In one of the canoes we had taken, was a chief, a friend of Mr Forster's, who had hitherto called himself an Earee, and would have been much offended if any one had called his title in question; also three women, his wife and daughter, and the mother of the late Toutaha. These, together with the canoes, I resolved to detain, and to send the chief to Otoo, thinking he would have weight enough with him to obtain the return of the musket, as his own property was at stake. He was, however, very unwilling to go on this embassy, and made various excuses, one of which was his being of too low a rank for this honourable employment; saying he was no Earee, but a Manahouna, and, therefore, was not a fit person to be sent; that an Earee ought to be sent to speak to an Earee; and as there were no Earees but Otoo and myself, it would be much more proper for me to go. All his arguments would have availed him little, if Tee and Oedidee had not at this time come on board, and given a new turn to the affair, by declaring that the man who stole the musket was from Tiarabou, and had gone with it to that kingdom, so that it was not in the power of Otoo to recover it. I very much doubted their veracity, till they asked me to send a boat to Waheatoua, the king of Tiarabou, and offered to go themselves in her, and get it. I asked why this could not be done without my sending a boat? They said, it would not otherwise be given to them.

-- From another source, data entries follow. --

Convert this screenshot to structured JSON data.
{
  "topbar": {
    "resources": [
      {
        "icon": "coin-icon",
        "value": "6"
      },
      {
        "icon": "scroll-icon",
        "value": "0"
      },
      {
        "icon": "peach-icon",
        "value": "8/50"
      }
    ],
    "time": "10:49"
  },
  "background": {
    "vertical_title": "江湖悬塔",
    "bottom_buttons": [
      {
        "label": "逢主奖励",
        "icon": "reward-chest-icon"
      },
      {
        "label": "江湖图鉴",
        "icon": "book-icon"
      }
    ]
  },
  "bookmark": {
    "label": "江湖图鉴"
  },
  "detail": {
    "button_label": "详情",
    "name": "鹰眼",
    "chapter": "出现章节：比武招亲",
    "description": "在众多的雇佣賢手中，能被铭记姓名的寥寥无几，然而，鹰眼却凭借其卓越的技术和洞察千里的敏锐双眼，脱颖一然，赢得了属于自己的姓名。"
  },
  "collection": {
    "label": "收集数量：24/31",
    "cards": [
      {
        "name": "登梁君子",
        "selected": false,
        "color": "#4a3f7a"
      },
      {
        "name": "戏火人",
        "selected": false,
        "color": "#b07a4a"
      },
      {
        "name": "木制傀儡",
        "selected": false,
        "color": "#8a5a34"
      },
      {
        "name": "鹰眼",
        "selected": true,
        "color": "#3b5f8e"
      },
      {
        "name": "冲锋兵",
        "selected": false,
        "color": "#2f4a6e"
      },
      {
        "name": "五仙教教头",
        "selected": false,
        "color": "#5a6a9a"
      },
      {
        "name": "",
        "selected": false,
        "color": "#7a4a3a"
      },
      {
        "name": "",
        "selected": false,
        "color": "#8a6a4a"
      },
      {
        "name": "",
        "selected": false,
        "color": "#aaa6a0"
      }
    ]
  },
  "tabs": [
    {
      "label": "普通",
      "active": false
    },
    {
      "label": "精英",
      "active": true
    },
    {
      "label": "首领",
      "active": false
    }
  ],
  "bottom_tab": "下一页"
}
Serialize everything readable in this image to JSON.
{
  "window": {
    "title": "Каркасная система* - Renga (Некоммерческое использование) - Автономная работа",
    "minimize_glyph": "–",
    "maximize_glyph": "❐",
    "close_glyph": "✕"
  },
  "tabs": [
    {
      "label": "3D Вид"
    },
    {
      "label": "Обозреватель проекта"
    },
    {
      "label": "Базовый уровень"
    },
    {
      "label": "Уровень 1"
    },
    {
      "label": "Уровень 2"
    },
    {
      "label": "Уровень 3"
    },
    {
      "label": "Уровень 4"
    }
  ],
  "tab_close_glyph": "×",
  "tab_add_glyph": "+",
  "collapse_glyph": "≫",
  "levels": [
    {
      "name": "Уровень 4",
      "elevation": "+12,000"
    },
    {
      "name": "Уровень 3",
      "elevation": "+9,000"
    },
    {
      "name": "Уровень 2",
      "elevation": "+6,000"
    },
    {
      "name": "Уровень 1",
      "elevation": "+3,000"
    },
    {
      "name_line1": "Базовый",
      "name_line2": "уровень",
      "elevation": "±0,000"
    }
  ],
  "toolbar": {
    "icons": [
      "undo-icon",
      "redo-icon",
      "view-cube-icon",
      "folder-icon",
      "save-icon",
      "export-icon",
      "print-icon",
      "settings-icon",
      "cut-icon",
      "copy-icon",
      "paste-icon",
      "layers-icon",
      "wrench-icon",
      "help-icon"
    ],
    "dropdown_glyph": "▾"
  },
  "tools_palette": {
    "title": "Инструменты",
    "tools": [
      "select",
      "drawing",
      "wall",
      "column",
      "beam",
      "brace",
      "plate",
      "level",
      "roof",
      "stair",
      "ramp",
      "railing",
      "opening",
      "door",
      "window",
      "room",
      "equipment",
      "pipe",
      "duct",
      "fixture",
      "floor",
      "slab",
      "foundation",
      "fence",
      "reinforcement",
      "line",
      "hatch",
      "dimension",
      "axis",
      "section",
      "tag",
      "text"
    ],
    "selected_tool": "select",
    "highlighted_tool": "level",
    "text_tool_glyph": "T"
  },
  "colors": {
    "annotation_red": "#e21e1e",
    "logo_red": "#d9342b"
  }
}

This story of theirs, although it did not quite satisfy me, nevertheless carried with it a probability of truth; for which reason I thought it better to drop the affair altogether, rather than to punish a nation for a crime I was not sure any of its members had committed. I therefore suffered my new ambassador to depart with his two canoes without executing his commission. The other three canoes belonged to Maritata, a Tiarabou chief, who had been some days about the tents; and there was good reason to believe it was one of his people that carried off the musket. I intended to have detained them; but as Tee and Oedidee both assured me that Maritata and his people were quite innocent, I suffered them to be taken away also, and desired Tee to tell Otoo, that I should give myself no farther concern about the musket, since I was satisfied none of his people had stolen it. Indeed, I thought it was irrecoverably lost; but, in the dusk of the evening it was brought to the tents, together with some other things we had lost, which we knew nothing of, by three men who had pursued the thief, and taken them from him. I know not if they took this trouble of their own accord, or by the order of Otoo. I rewarded them, and made no other enquiry about it. These men, as well as some others present, assured me that it was one of Maritata's people who had committed this theft; which vexed me that I had let his canoes so easily slip through my fingers. Here, I believe, both Tee and Oedidee designedly deceived me.

When the musket and other things were brought in, every one then present, or who came after, pretended to have had some hand in recovering them, and claimed a reward accordingly. But there was no one who acted this farce so well as Nuno, a man of some note, and well known to us when I was here in 1769.